6. Efek samping obat
Dalam kasus ini tidak ditemukan kejadiaan efek samping obat.

7. Kegagalan terapi
Dalam kasus ini tidak ditemukan kegagalan terapi.

Saran
Penyakit jantung koroner adalah kondisi di mana arteri koroner, yang memasok darah ke jantung,
menjadi tersumbat. Hal ini dapat menyebabkan berbagai masalah, termasuk nyeri dada, sesak
napas, dan serangan jantung. Ada banyak hal yang dapat dilakukan untuk membantu mengobati
dan mencegah penyakit jantung koroner yaitu dengan perubahan gaya hidup berikut:
1. Berhenti merokok, merokok merupakan salah satu faktor risiko utama penyakit jantung
koroner. Berhenti merokok dapat membantu menurunkan risiko komplikasi dan
meningkatkan kesehatan jantung.
2. Makan makanan sehat: Konsumsi makanan kaya buah, sayur, dan biji-bijian. Kurangi
konsumsi makanan olahan, lemak jenuh, dan kolesterol.

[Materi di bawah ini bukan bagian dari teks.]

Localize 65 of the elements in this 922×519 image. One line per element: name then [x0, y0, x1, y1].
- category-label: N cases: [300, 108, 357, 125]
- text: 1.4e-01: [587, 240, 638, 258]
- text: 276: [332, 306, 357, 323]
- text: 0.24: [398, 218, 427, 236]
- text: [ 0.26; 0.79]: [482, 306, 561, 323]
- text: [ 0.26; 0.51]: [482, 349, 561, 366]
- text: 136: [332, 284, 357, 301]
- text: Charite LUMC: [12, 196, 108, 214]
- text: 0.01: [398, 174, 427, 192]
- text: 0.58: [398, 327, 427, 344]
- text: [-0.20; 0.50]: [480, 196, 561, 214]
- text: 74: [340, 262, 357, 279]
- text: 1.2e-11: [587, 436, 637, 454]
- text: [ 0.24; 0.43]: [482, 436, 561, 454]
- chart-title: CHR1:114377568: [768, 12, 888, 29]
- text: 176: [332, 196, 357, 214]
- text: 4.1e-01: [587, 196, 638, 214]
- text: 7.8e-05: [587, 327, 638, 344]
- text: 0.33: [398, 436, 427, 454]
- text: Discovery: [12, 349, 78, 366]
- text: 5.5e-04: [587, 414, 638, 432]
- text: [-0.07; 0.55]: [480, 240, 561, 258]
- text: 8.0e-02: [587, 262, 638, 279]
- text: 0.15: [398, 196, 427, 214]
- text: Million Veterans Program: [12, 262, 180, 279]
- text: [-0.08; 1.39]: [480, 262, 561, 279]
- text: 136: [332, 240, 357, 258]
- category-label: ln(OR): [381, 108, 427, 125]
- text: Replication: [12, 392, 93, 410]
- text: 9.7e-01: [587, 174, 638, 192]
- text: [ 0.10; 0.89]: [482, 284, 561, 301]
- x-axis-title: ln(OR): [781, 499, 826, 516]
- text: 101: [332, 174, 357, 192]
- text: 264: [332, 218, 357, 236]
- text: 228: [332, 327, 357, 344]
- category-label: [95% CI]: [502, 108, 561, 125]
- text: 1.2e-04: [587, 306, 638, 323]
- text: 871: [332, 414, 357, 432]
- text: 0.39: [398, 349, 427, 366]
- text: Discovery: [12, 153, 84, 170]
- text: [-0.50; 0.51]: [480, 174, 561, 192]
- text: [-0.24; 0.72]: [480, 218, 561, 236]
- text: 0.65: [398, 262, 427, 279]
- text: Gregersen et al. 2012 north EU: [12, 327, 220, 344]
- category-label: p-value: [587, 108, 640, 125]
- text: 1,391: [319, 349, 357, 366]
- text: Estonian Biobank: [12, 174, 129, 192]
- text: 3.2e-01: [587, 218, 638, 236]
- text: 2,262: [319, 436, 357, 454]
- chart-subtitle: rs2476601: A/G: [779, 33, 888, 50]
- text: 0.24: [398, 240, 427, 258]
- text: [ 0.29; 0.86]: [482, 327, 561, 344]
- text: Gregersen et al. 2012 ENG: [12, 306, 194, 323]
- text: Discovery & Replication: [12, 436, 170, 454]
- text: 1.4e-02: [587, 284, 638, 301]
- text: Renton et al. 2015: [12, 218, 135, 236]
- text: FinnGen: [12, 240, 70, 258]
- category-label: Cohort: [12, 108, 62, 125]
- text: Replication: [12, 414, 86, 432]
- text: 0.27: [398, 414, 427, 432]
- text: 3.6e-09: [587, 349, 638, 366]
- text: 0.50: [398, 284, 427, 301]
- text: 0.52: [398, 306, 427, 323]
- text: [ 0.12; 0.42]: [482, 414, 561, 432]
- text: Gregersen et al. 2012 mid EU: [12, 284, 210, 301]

3. Olahraga teratur, olahraga teratur selama 30 menit setiap hari dapat membantu
meningkatkan kesehatan jantung dan paru-paru.
4. Menjaga berat badan ideal, kelebihan berat badan dapat meningkatkan risiko penyakit
jantung koroner. Menjaga berat badan ideal dapat membantu menurunkan risiko komplikasi.
5. Kelola stres, stres dapat memperburuk kondisi jantung koroner. Temukan cara untuk
mengelola stres, seperti meditasi, yoga, atau menghabiskan waktu di alam.